Yeah, I have four kids, my oldest is 12. And we’ve done a couple of different, you know, lemonade stands, or coffee stands or donut stands outside of like, you know, local soccer practices and soccer games and stuff like that. And it’s just their eyes light up, they learned so much from it,

Andrew Sherman 7:33

don’t stop doing it. It’s, I think it’s very good experience for them. And, you know, I’ve always been a believer that I can hand you $1 But it will never mean as much as if you make that dollar. It’s It’s the classic, you know, give a man a fish. He eats for a day, Teach a man to fish he eats for a lifetime. And I just I can’t reinforce that strongly enough. And it’s not just me. I mean, I’ve interacted with 1000s of entrepreneurs. I’ve been blessed in my career over 35 years, every single entrepreneur of any success, and not just quantitative success, qualitative success, I think would agree with the last five minutes of our conversation. Yeah.

John Corcoran 8:17

So tell me about the business you had at 1617 years old.

Andrew Sherman 8:22

So I, my family split up when I was 16. My mother and sisters moved out to California and apparently weren’t kind of neighbors to where you grew up. Yeah, it was kind of a cool coincidence. And I was working various jobs. One of my jobs was a maintenance man at night for tennis club. I was cleaning and mopping and vacuuming the courts. And I got to know the tennis pro there. And I was also teaching fitness classes and we combine the tennis lesson with a fitness class to start a business called aerobic tennis, aerobic tennis started growing in the late 70s. We spoke it to us opens, we were on the cover of several magazines and media. And eventually the business grew so fast. We started franchising, and I dropped out of college. And I still remember walking up the hill of the school I went to and thinking I’m never going to be in class ever again. And a couple of years later, we had very big economic problems as a country interest rates in Brisbane 18%. I started going back to school at night, and of course on the law school. So that was a very trying time of my life. I was running in circles that were way bigger than my age.
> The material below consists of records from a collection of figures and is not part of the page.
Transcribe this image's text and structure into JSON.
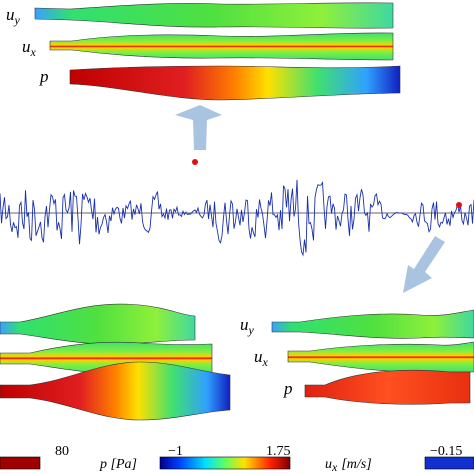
{
  "top_panel": {
    "labels": [
      {
        "symbol": "u",
        "subscript": "y"
      },
      {
        "symbol": "u",
        "subscript": "x"
      },
      {
        "symbol": "p"
      }
    ]
  },
  "bottom_right_panel": {
    "labels": [
      {
        "symbol": "u",
        "subscript": "y"
      },
      {
        "symbol": "u",
        "subscript": "x"
      },
      {
        "symbol": "p"
      }
    ]
  },
  "colorbars": {
    "pressure": {
      "max_label": "80",
      "title": "p [Pa]"
    },
    "ux": {
      "min_label": "−1",
      "max_label": "1.75",
      "title_symbol": "u",
      "title_subscript": "x",
      "title_unit": "[m/s]"
    },
    "uy": {
      "min_label": "−0.15"
    }
  }
}
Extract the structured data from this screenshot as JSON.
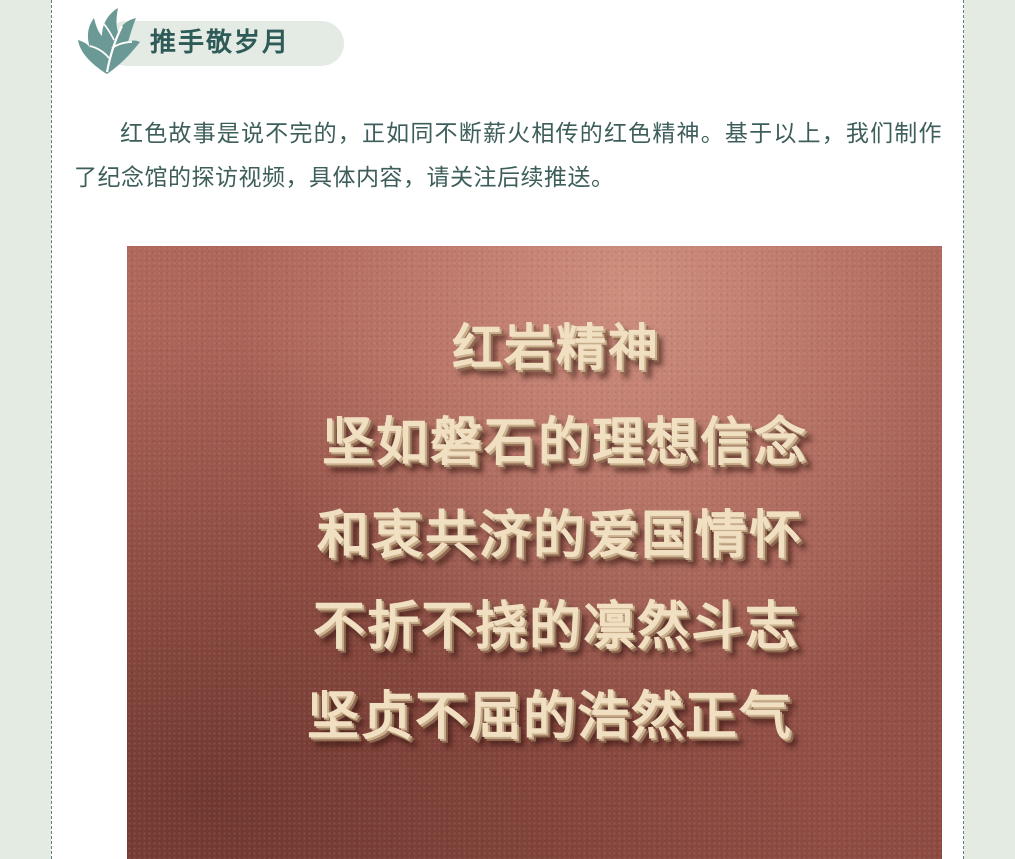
{
  "section": {
    "title": "推手敬岁月",
    "icon": "leaf-icon",
    "accent_color": "#6b9a96",
    "pill_color": "#e4ebe4"
  },
  "article": {
    "paragraph": "红色故事是说不完的，正如同不断薪火相传的红色精神。基于以上，我们制作了纪念馆的探访视频，具体内容，请关注后续推送。"
  },
  "photo": {
    "title": "红岩精神",
    "lines": [
      "坚如磐石的理想信念",
      "和衷共济的爱国情怀",
      "不折不挠的凛然斗志",
      "坚贞不屈的浩然正气"
    ]
  }
}
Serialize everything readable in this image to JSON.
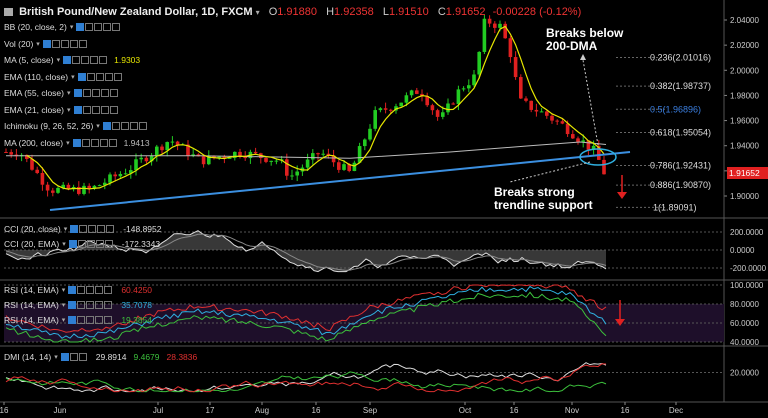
{
  "header": {
    "symbol": "British Pound/New Zealand Dollar, 1D, FXCM",
    "open_label": "O",
    "open": "1.91880",
    "high_label": "H",
    "high": "1.92358",
    "low_label": "L",
    "low": "1.91510",
    "close_label": "C",
    "close": "1.91652",
    "change": "-0.00228 (-0.12%)"
  },
  "indicators": [
    {
      "label": "BB (20, close, 2)",
      "value": ""
    },
    {
      "label": "Vol (20)",
      "value": ""
    },
    {
      "label": "MA (5, close)",
      "value": "1.9303",
      "color": "#e6e600"
    },
    {
      "label": "EMA (110, close)",
      "value": ""
    },
    {
      "label": "EMA (55, close)",
      "value": ""
    },
    {
      "label": "EMA (21, close)",
      "value": ""
    },
    {
      "label": "Ichimoku (9, 26, 52, 26)",
      "value": ""
    },
    {
      "label": "MA (200, close)",
      "value": "1.9413",
      "color": "#bbbbbb"
    }
  ],
  "price_axis": [
    "2.04000",
    "2.02000",
    "2.00000",
    "1.98000",
    "1.96000",
    "1.94000",
    "1.92000",
    "1.90000"
  ],
  "current_price": "1.91652",
  "fib_levels": [
    {
      "label": "0.236(2.01016)",
      "color": "#dddddd"
    },
    {
      "label": "0.382(1.98737)",
      "color": "#dddddd"
    },
    {
      "label": "0.5(1.96896)",
      "color": "#3b7fe0"
    },
    {
      "label": "0.618(1.95054)",
      "color": "#dddddd"
    },
    {
      "label": "0.786(1.92431)",
      "color": "#dddddd"
    },
    {
      "label": "0.886(1.90870)",
      "color": "#dddddd"
    },
    {
      "label": "1(1.89091)",
      "color": "#dddddd"
    }
  ],
  "annotations": {
    "dma": "Breaks below\n200-DMA",
    "trend": "Breaks strong\ntrendline support"
  },
  "cci_pane": {
    "items": [
      {
        "label": "CCI (20, close)",
        "value": "-148.8952"
      },
      {
        "label": "CCI (20, EMA)",
        "value": "-172.3343"
      }
    ],
    "axis": [
      "200.0000",
      "0.0000",
      "-200.0000"
    ]
  },
  "rsi_pane": {
    "items": [
      {
        "label": "RSI (14, EMA)",
        "value": "60.4250",
        "color": "#e03030"
      },
      {
        "label": "RSI (14, EMA)",
        "value": "35.7078",
        "color": "#2fb0e0"
      },
      {
        "label": "RSI (14, EMA)",
        "value": "19.3854",
        "color": "#3cc03c"
      }
    ],
    "axis": [
      "100.0000",
      "80.0000",
      "60.0000",
      "40.0000"
    ]
  },
  "dmi_pane": {
    "label": "DMI (14, 14)",
    "values": [
      {
        "v": "29.8914",
        "color": "#dddddd"
      },
      {
        "v": "9.4679",
        "color": "#3cc03c"
      },
      {
        "v": "28.3836",
        "color": "#e03030"
      }
    ],
    "axis": [
      "20.0000"
    ]
  },
  "time_axis": [
    "16",
    "Jun",
    "Jul",
    "17",
    "Aug",
    "16",
    "Sep",
    "Oct",
    "16",
    "Nov",
    "16",
    "Dec"
  ],
  "colors": {
    "up": "#22cc22",
    "down": "#e02020",
    "trend": "#3b8fe0",
    "ma5": "#e6e600",
    "ma200": "#bbbbbb"
  }
}
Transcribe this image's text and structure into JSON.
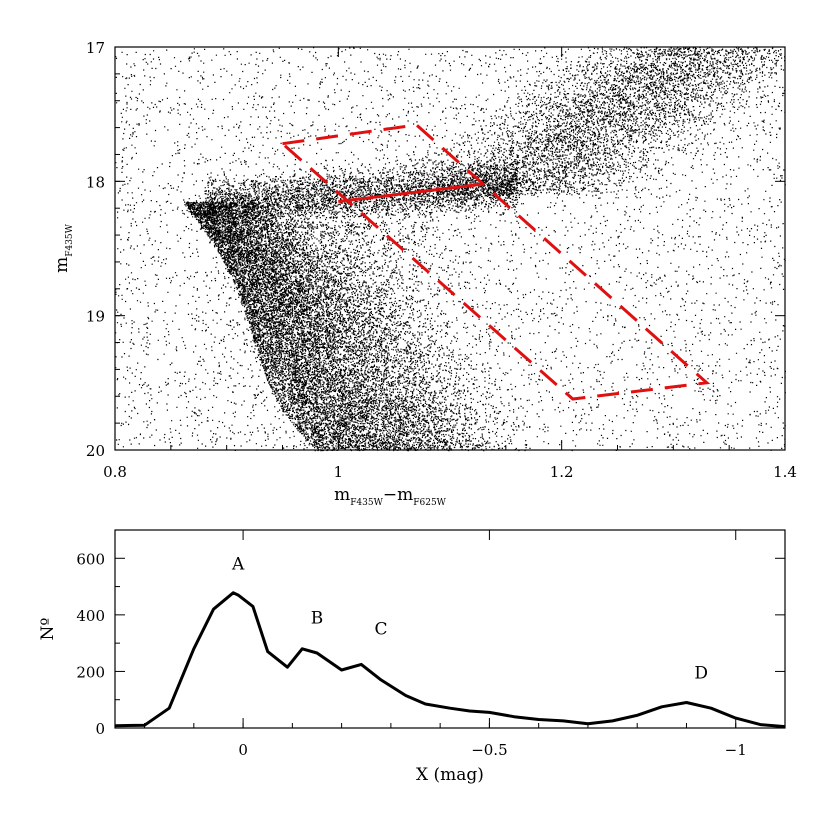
{
  "chart_data": [
    {
      "type": "scatter",
      "description_kind": "color-magnitude diagram",
      "xlabel_main": "m",
      "xlabel_sub1": "F435W",
      "xlabel_minus": "−m",
      "xlabel_sub2": "F625W",
      "ylabel_main": "m",
      "ylabel_sub": "F435W",
      "xlim": [
        0.8,
        1.4
      ],
      "ylim": [
        20,
        17
      ],
      "xticks": [
        0.8,
        1,
        1.2,
        1.4
      ],
      "xtick_labels": [
        "0.8",
        "1",
        "1.2",
        "1.4"
      ],
      "yticks": [
        17,
        18,
        19,
        20
      ],
      "ytick_labels": [
        "17",
        "18",
        "19",
        "20"
      ],
      "point_color": "#000000",
      "overlay_color": "#e01010",
      "selection_box": [
        [
          0.95,
          17.72
        ],
        [
          1.07,
          17.58
        ],
        [
          1.33,
          19.5
        ],
        [
          1.21,
          19.62
        ]
      ],
      "reference_line": [
        [
          1.0,
          18.15
        ],
        [
          1.13,
          18.02
        ]
      ]
    },
    {
      "type": "line",
      "xlabel": "X (mag)",
      "ylabel": "Nº",
      "xlim": [
        0.26,
        -1.1
      ],
      "ylim": [
        0,
        700
      ],
      "xticks": [
        0,
        -0.5,
        -1
      ],
      "xtick_labels": [
        "0",
        "−0.5",
        "−1"
      ],
      "yticks": [
        0,
        200,
        400,
        600
      ],
      "ytick_labels": [
        "0",
        "200",
        "400",
        "600"
      ],
      "line_color": "#000000",
      "x": [
        0.26,
        0.2,
        0.15,
        0.1,
        0.06,
        0.02,
        0.01,
        -0.02,
        -0.05,
        -0.09,
        -0.12,
        -0.15,
        -0.2,
        -0.24,
        -0.28,
        -0.33,
        -0.37,
        -0.42,
        -0.46,
        -0.5,
        -0.55,
        -0.6,
        -0.65,
        -0.7,
        -0.75,
        -0.8,
        -0.85,
        -0.9,
        -0.95,
        -1.0,
        -1.05,
        -1.1
      ],
      "y": [
        8,
        10,
        70,
        280,
        420,
        478,
        470,
        430,
        270,
        215,
        280,
        265,
        205,
        225,
        170,
        115,
        85,
        70,
        60,
        55,
        40,
        30,
        25,
        15,
        25,
        45,
        75,
        90,
        70,
        35,
        12,
        5
      ],
      "annotations": [
        {
          "text": "A",
          "x": 0.01,
          "y": 560
        },
        {
          "text": "B",
          "x": -0.15,
          "y": 370
        },
        {
          "text": "C",
          "x": -0.28,
          "y": 330
        },
        {
          "text": "D",
          "x": -0.93,
          "y": 175
        }
      ]
    }
  ]
}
But I definitely learned over that two and a half year period a real genuine and authentic appreciation for just how hard entrepreneurship is and how we lawyers, accountants, consultants, advisors to the E ecosystem that supports entrepreneurship, shame on you, if you don’t, you know, take the time to walk a mile in the entrepreneur shoes, shame on you, if you’ve never, you know, had a Thursday night where you’re sweating, whether payroll will get cleared the next morning. You know, a big part of representing entrepreneurs, is having empathy for entrepreneurs, and empathy comes from your own experiences. So, I know you went through that when you were practicing law, and now you’re an entrepreneur, and I think that’s fantastic. You know, it’s, it’s a critical piece. Many entrepreneurs, the technical things that they need, are relatively easy, but the emotional and psychological things that they need are pretty complex.

John Corcoran 10:44

Yeah, it’s a great way of putting it. And I think that, you know, generally there are a lot of entrepreneurs who shy away or avoid working with attorneys, because obviously, it’s not inexpensive. But there’s like, kind of unquantifiable help, that can help that can come from just that kind of wisdom.